Culture is thereby a "powerful collective machinery that silently and imperceptively, day and night, pursues its task" of assimilation, even of the most unlikely work. Blanchot's topical example is the "happy surprise" of the top literary commentators when they reviewed a translation of a book by Trotsky. They discovered not a dangerous revolutionary but a "true man of letters" like themselves and whose statement that "everything is permitted in art" could be used against the "communist exigency", which, Blanchot notes, thereby reduces the meaning of such freedom to nothing. A work's power becomes indistinguishable from the building blocks of genre fiction.

In recent years, the sense of what not being able to understand what cannot be understood has preoccupied my experience of reading and so the focus of posts such as A walk in the park and The withdrawal of the novel. It might be conveniently called the outside, but this is a miserable cliché and better defined by Joseph Kuzma in his summary of Blanchot's characterisation of the Freudian unconscious "as a radical exteriority":

something that is not only indeterminate and unknowable, but that pulls man outside himself, outside everything he believes himself to be, outside everything that would comprise for him a center irreducible otherness that precedes any installation of identity – an obscurity more ancient than even the most primitive form of outside that is neither another world nor a hidden world. 

While we may recoil from such hyperbole as it is a long way from the everyday experience of reading, it does suggest that the literary pages' fixation on the social identity of an author and how a work tackles current affairs in its subject matter is a sublimated accommodation of the pull of the outside, with the subsequent proliferation of virtuous reading plans proving them right. The blurb for a forthcoming book expresses this reserve in terms of assimilating world events:

Durs Grünbein argues that we are faced with the powerlessness of writing and the realization, valid to this day, that comes from confronting history. As he muses, “There is something beyond literature that questions all writing.” 

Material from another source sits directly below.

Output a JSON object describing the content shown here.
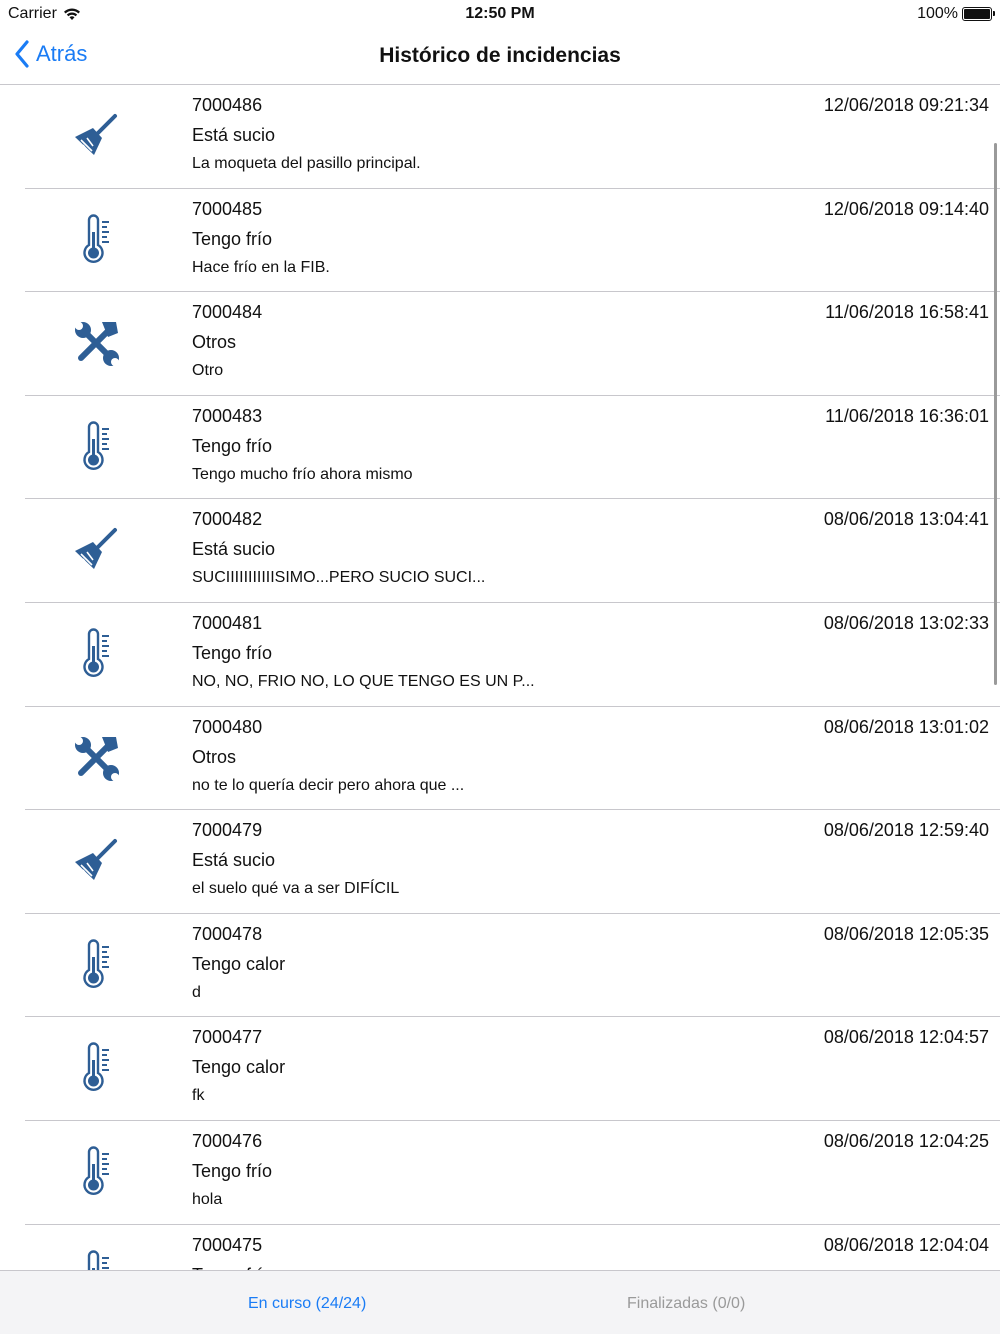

For Blanchot, that something beyond is literature itself: a work's "irreducible distance" is that which the culture of assimilation can grasp "only as a lack – a lack in ourselves, a lack in the work, and a void of language". We can see this in the anxious and patronising jurisdiction provoked by Danielle Rose's tweet. Blanchot suggests an alternative follows from Trotsky's claim that "the new art will be an atheistic art" but in which the God under whose protected we remain is Humanism. He wonders "(by which improbably heresy?)" we may leave "the enchanted knowledge of culture". Perhaps the parentheses around the question as much as the question itself is where Blanchot opens a space for us to continue.

1 comment:

  1. your thoughts strike a chord in me.

    a draft chapter of my book "On Standing," the one on Kafka's "Metamorphosis," ends with what seem like related thoughts:

    Gregor Samsa, dominated by language maligning a body like his, exists in a text that both features and excoriates that language. The Samsa family speaks and is spoken by a language of oppression. It is, however, also a language that can speak and reveal that oppression.